The models used here have a number of limitations, but it’s interesting that they point to panspermia as being considerably less efficient at seeding planets than the evolution of life on the planets themselves. At best, the authors find the probability of panspermia to be no more than 3% of all the star particles in their simulation. This may be an overly generous figure, and the paper acknowledges that it cannot be more precisely quantified other than to say that when it comes to efficiency, local evolution wins going away. Higher resolution galaxy simulations will offer more realistic insights.

We have a result, as the authors acknowledge, that is more qualitative than quantitative, a measure of how much we have to learn about galaxies themselves, and about the Milky Way in particular. The sample galaxy, for example, has a higher bulge-to-disk ratio than the Milky Way. But more significantly, the capture fraction of spores by target planets and the likelihood that life actually does develop on planets considered habitable are subjects with no concrete data to firm up the conclusions.

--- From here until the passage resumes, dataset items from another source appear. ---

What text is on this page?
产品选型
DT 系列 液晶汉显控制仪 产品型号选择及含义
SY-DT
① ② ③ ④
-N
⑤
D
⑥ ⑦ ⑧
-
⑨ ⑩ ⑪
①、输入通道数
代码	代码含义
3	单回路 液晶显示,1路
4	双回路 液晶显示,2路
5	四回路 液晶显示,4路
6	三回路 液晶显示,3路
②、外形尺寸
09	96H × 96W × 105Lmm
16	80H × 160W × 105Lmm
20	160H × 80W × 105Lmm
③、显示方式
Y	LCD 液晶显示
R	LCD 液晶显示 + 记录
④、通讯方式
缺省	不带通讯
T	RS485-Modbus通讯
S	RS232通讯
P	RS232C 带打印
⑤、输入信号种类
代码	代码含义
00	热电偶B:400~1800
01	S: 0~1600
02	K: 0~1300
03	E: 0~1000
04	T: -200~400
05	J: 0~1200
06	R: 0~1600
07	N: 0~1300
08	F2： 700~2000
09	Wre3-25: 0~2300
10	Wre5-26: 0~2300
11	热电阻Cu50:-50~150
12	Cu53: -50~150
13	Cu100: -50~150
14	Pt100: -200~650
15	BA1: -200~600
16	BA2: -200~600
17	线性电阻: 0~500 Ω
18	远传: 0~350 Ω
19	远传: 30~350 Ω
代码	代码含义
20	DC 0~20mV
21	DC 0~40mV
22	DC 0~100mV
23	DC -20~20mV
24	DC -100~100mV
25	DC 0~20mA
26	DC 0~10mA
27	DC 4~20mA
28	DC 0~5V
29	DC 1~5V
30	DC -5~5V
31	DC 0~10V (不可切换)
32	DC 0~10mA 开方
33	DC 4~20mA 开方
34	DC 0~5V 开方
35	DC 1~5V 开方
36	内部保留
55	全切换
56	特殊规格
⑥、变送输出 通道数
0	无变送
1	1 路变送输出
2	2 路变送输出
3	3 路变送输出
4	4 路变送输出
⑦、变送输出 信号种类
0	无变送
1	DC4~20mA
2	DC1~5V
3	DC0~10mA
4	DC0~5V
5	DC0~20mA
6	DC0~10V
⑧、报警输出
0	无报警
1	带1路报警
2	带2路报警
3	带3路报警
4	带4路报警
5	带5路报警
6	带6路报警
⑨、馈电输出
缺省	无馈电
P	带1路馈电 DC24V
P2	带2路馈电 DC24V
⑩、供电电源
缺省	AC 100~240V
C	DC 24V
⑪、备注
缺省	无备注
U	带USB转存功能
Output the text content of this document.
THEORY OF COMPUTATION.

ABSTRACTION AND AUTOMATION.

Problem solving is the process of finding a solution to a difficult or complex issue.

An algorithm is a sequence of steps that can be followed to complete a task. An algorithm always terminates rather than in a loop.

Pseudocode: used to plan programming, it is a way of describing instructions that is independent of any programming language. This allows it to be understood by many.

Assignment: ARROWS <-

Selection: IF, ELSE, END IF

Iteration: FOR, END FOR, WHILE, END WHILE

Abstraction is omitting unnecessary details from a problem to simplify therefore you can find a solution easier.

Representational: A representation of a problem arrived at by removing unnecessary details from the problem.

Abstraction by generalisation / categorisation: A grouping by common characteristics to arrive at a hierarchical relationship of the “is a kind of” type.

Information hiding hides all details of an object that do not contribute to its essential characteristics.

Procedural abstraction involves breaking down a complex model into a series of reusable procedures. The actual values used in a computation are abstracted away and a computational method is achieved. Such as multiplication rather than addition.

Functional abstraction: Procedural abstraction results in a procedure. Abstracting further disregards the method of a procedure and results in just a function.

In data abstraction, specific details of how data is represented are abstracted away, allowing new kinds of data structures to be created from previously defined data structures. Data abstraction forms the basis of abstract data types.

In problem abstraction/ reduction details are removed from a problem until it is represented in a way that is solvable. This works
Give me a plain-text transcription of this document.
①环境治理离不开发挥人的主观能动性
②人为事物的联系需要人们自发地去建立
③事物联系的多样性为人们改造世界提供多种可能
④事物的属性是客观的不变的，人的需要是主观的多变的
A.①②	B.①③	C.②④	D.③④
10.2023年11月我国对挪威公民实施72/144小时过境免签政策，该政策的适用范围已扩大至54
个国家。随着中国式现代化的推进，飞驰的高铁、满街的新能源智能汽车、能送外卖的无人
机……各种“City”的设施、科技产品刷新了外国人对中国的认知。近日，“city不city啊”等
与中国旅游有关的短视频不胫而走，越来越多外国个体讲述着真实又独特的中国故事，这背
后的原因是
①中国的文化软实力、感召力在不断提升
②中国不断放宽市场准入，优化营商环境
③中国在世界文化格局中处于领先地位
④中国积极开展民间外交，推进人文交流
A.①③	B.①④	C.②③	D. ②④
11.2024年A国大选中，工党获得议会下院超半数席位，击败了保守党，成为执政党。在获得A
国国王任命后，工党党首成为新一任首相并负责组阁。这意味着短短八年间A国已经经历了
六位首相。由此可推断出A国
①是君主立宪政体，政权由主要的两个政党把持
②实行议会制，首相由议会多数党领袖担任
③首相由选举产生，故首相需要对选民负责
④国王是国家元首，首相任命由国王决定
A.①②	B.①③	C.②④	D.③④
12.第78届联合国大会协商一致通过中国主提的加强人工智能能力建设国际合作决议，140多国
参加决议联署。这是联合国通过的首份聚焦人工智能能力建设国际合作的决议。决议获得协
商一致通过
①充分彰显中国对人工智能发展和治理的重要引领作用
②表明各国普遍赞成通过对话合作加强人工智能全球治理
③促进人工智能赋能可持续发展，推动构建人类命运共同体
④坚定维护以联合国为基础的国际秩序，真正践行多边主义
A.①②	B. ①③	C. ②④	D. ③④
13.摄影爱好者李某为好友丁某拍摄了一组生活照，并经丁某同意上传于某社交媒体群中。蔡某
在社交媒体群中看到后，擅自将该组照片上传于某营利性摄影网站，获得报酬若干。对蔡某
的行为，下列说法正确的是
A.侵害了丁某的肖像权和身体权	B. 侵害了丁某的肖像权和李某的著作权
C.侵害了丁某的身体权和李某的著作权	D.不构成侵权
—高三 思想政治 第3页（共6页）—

We can anticipate that future simulations will take into account a rotating evolving galaxy as opposed to the single simulation ‘snapshot’ the paper offers. Nonetheless, this modeling of organic compounds being transferred between stars points to the orders of magnitude difference in the likelihood of panspermia between the inner and the outer disk, a useful finding. Given that so few of the star particles the simulation generates have high panspermia probability, the process may occur but under conditions that make it much less effective than prebiotic evolution.

The paper is Gobat et al., “Panspermia in a Milky Way-like Galaxy,” accepted at the Astrophysical Journal (preprint). The paper on galactic habitability is Gobat & Hong, “Evolution of galaxy habitability,” Astronomy & Astrophysics Vol. 592, A96 (04 August 2016). Abstract.